A guide from Harvard Psychologist and TED Talk star Amy Cuddy.
We’ve all had those paralyzing moments where our palms are sweating more than a marathon runner and our heart is hammering at a million times a minute.
You’ve also probably bitten the bullet and pushed those feelings down just enough to get through a presentation or take on a terrifying new venture… only to have them pop up again next time.
But what if you could tell that nagging voice in your head — the one that says “you can’t do it” or instills fear in your heart — to just shut up, right now? What if you could harness that relieved feeling after doing a presentation before you got on stage?
Look no further than Harvard Psychology Professor and TED Talk star Amy Cuddy. She extensively studied why certain people are able to take more risks and have the confident demeanor that landed them more business deals and job offers.
She found that everything from their body language to simple daily thoughts allowed them to rapidly evaporate fear in the moment and replace it with belief in their fantastic abilities.
Her TED talk (which has been viewed over 30 million times) and book “Presence: Bringing Your Boldest Self to Your Biggest Challenges,” offer actionable and surprisingly easy steps to trick your brain to conquer your fears.
Check out her advice on how to reprogram your brain to ditch fear and replace it with positivity and confidence:
“Don’t fake it till you make it. Fake it till you become.”
― Amy Cuddy
Early in her college career, Cuddy suffered a severe head injury in a car accident, and doctors said she would struggle to fully regain her mental capacity and finish her undergraduate degree. When she faced gigantic feelings of inadequacy, Cuddy’s professor advised her to fake the feeling of fitting in until she actually felt like she did.
We’ve all heard the phrase “fake it ‘till you make it” in passing, and maybe even rolled our eyes to it, but the professor was onto something: numerous studies back up the fact that “faking it” actually improves your chances of making (or becoming) it, from dressing up for the job you want to simply smiling to become happier.
And it’s a self-perpetuating cycle — the more you “pretend” to know what you’re doing, the more you actually know what you’re doing, boosting your confidence even further.
So if you think you don’t have the skills or knowledge to get it done, go ahead and pretend that you do. What you eventually know you can do will completely surprise you.
Cuddy also highly recommended mindfulness as a way to evaporate fear and boost self-confidence.
According to Harvard Business Review, it’s a way to “learn to stay present, participate in regulating our own nervous system, and eventually, develop new, more free and helpful ways of interacting.”
This is done by “noticing we are provoked,” like when you start sweating and feel your heart rate go up.

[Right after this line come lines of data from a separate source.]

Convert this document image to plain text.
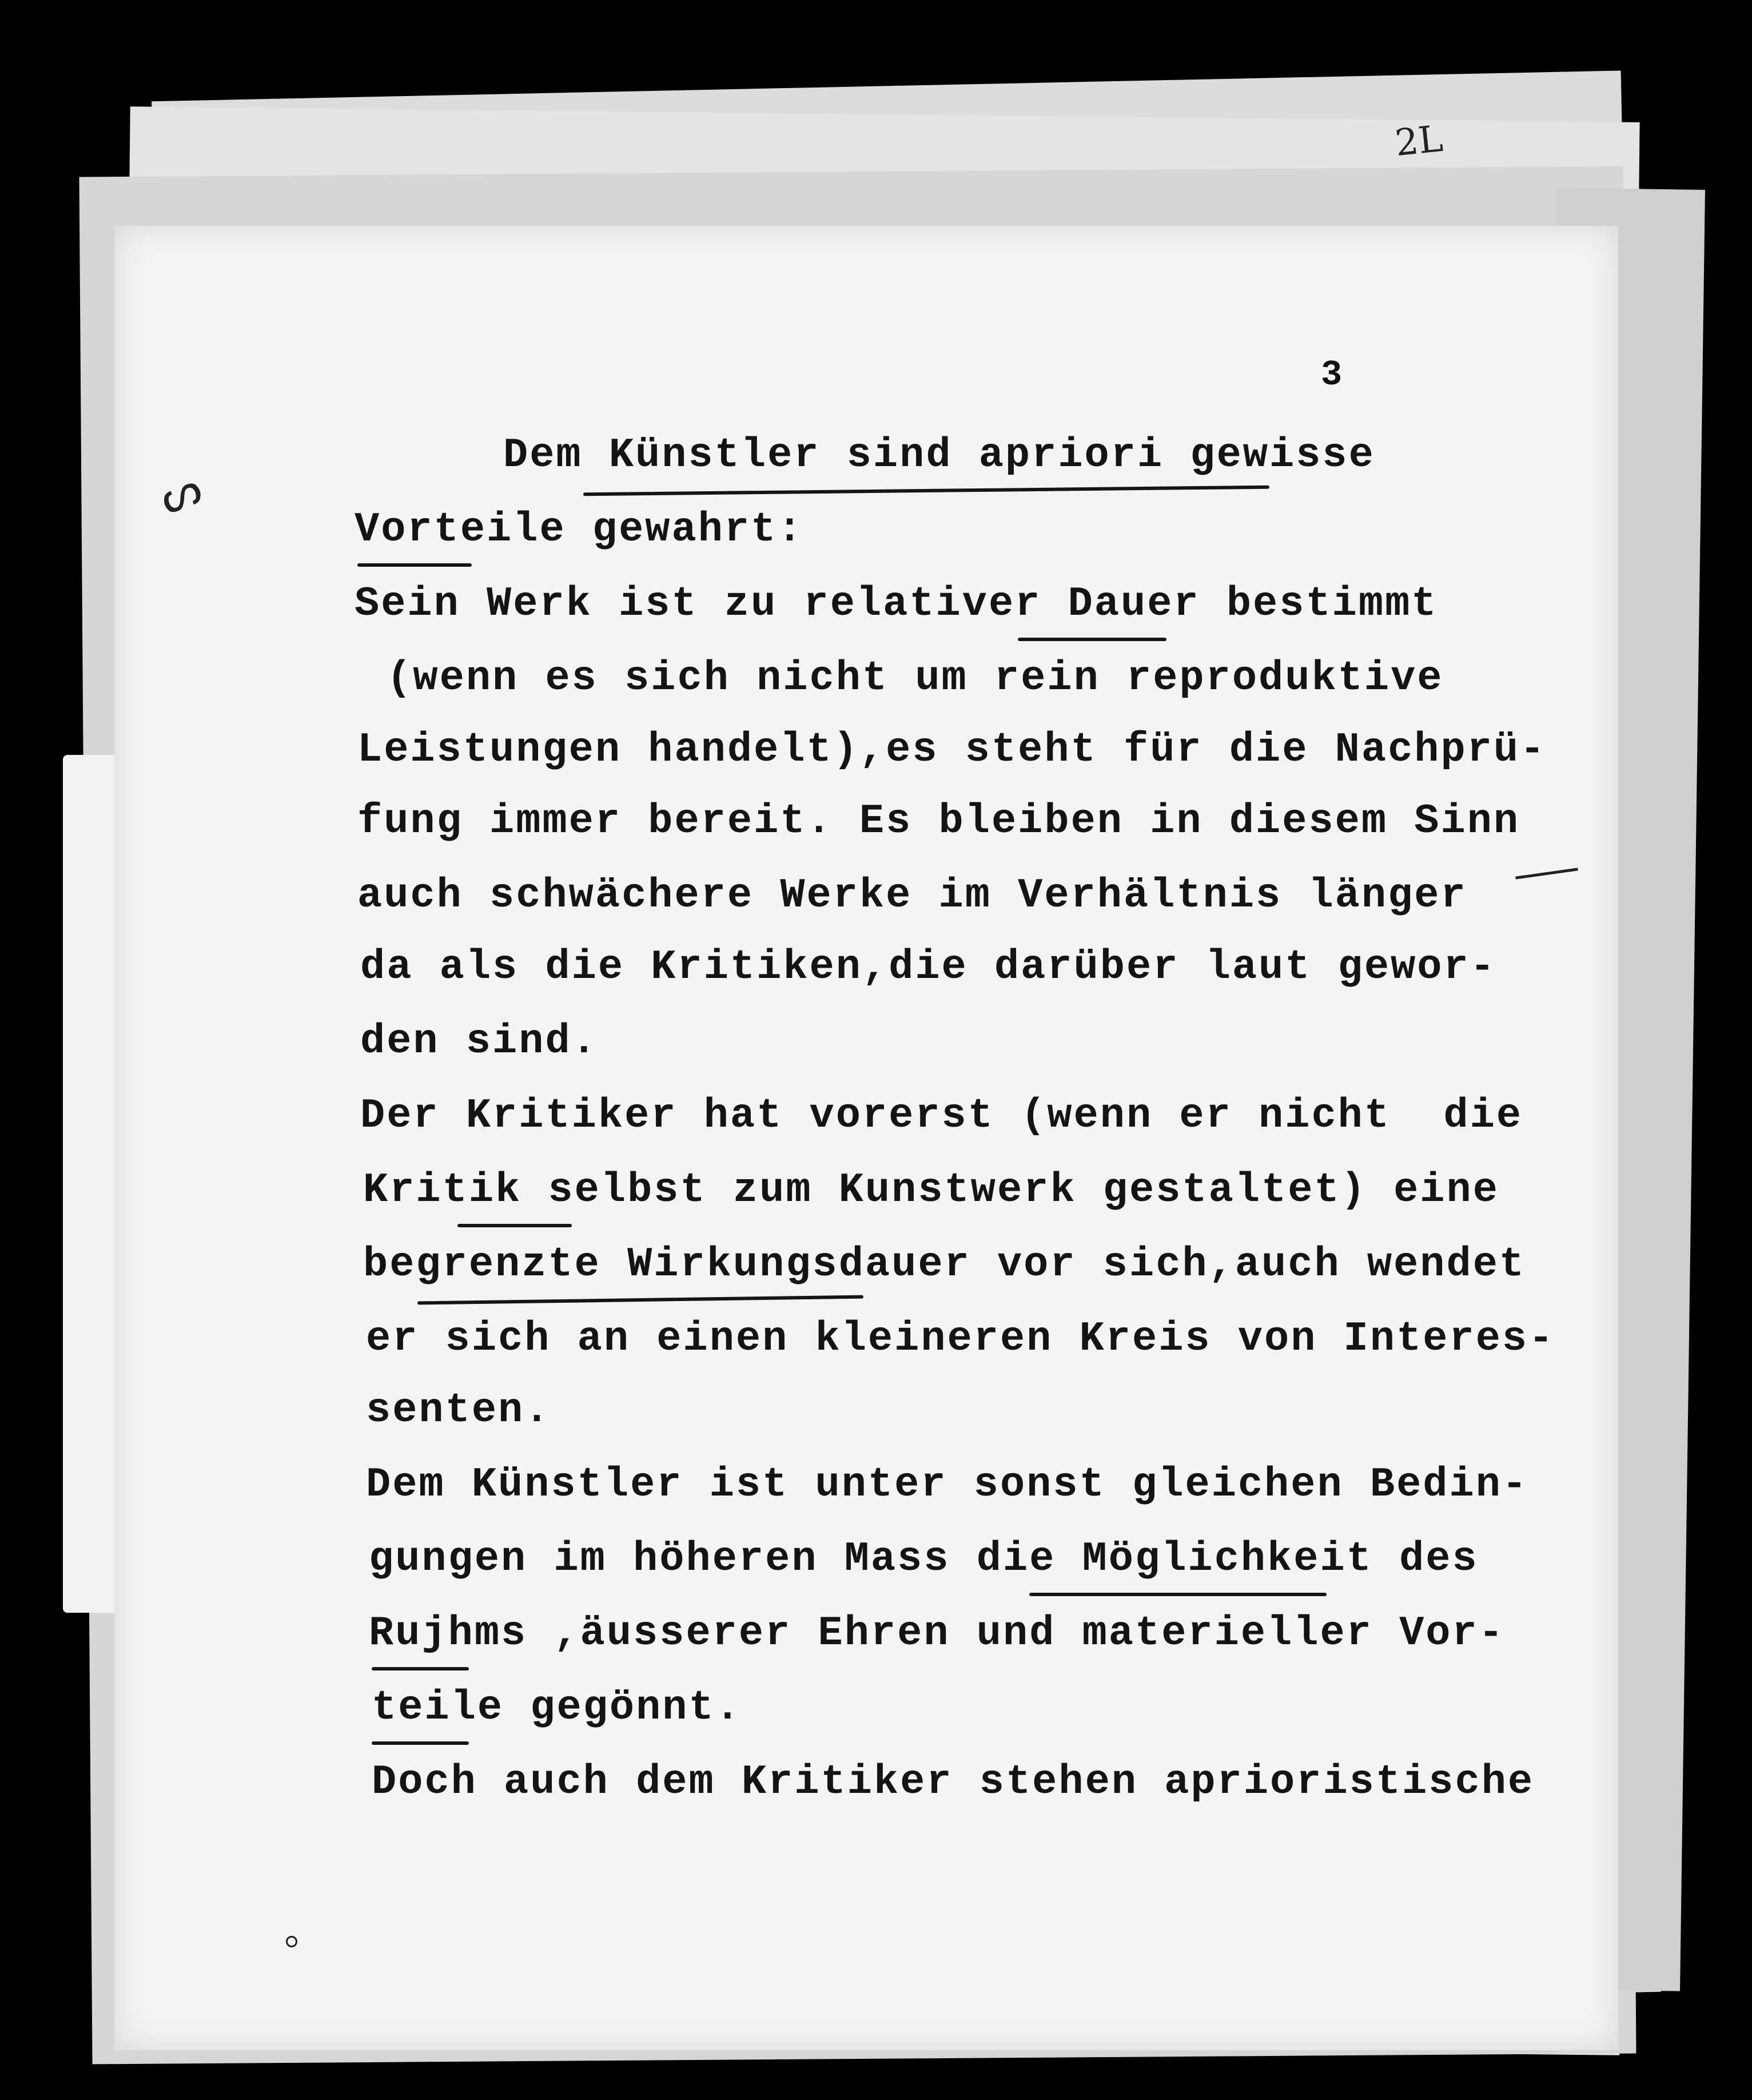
2L
3
ᔕ
Dem Künstler sind apriori gewisse
Vorteile gewahrt:
Sein Werk ist zu relativer Dauer bestimmt
(wenn es sich nicht um rein reproduktive
Leistungen handelt),es steht für die Nachprü-
fung immer bereit. Es bleiben in diesem Sinn
auch schwächere Werke im Verhältnis länger
da als die Kritiken,die darüber laut gewor-
den sind.
Der Kritiker hat vorerst (wenn er nicht  die
Kritik selbst zum Kunstwerk gestaltet) eine
begrenzte Wirkungsdauer vor sich,auch wendet
er sich an einen kleineren Kreis von Interes-
senten.
Dem Künstler ist unter sonst gleichen Bedin-
gungen im höheren Mass die Möglichkeit des
Rujhms ,äusserer Ehren und materieller Vor-
teile gegönnt.
Doch auch dem Kritiker stehen aprioristische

Then, when you’re completely aware of every (manageable) thing happening to your body; you’re making a choice to be “put and present, to be curious and explore your experience.”
Basically, instead of sweating and blindly feeling like the world’s going to collapse, you pay attention to the situation at hand, and say “hey, I feel a little jittery, and my body is nervous, but I’m going to be okay”.
Stephen Hawking once said, “One of the basic rules of the universe is that nothing is perfect. Perfection simply doesn’t exist.”
If Mother Nature hasn’t figured it out yet, then neither will you.
There are a million and a half things that will be completely out of your control every day, no matter how much effort you put in — so ignore what’s outside of your influence, and you’ll find confidence that you can conquer the rest.
“We convince ourselves, and that allows us to convince others.” — Amy Cuddy
Your body language can make you look more confident, or in some of our cases, can make you look like you have no idea what you’re doing.
What you may not realize is that standing tall not only makes you look confident, but it releases a surge of chemicals that make you feel more confident.
On the other hand, if you hunch over or look down frequently, you’ll come across as insecure or depressed. Cuddy breaks these stances down between expansive and contractive poses. Pay attention to what poses your body naturally goes into, then make a conscious effort to open up and display your confident self.
One body language change she recommends you try making is the classic Wonder Woman pose with your arms out and posed on your hips. By standing like a superhero, you won’t only feel like one, but people will think you’re a Wonder (Wo)man and have their attention glued to you.
Also, importantly, pay attention to how much you use your smartphone in stressful situations. It automatically puts you in a contractive position, not to mention studies link excessive phone usage to fear and less confidence!
Remember, there’s nothing wrong with fear as long as you use it as a driver to push yourself forward, rather than letting it hold you back. Vanquish your insecurities by using your presence of mind to focus and project confidence. From there, it’s up to you to make the rest happen.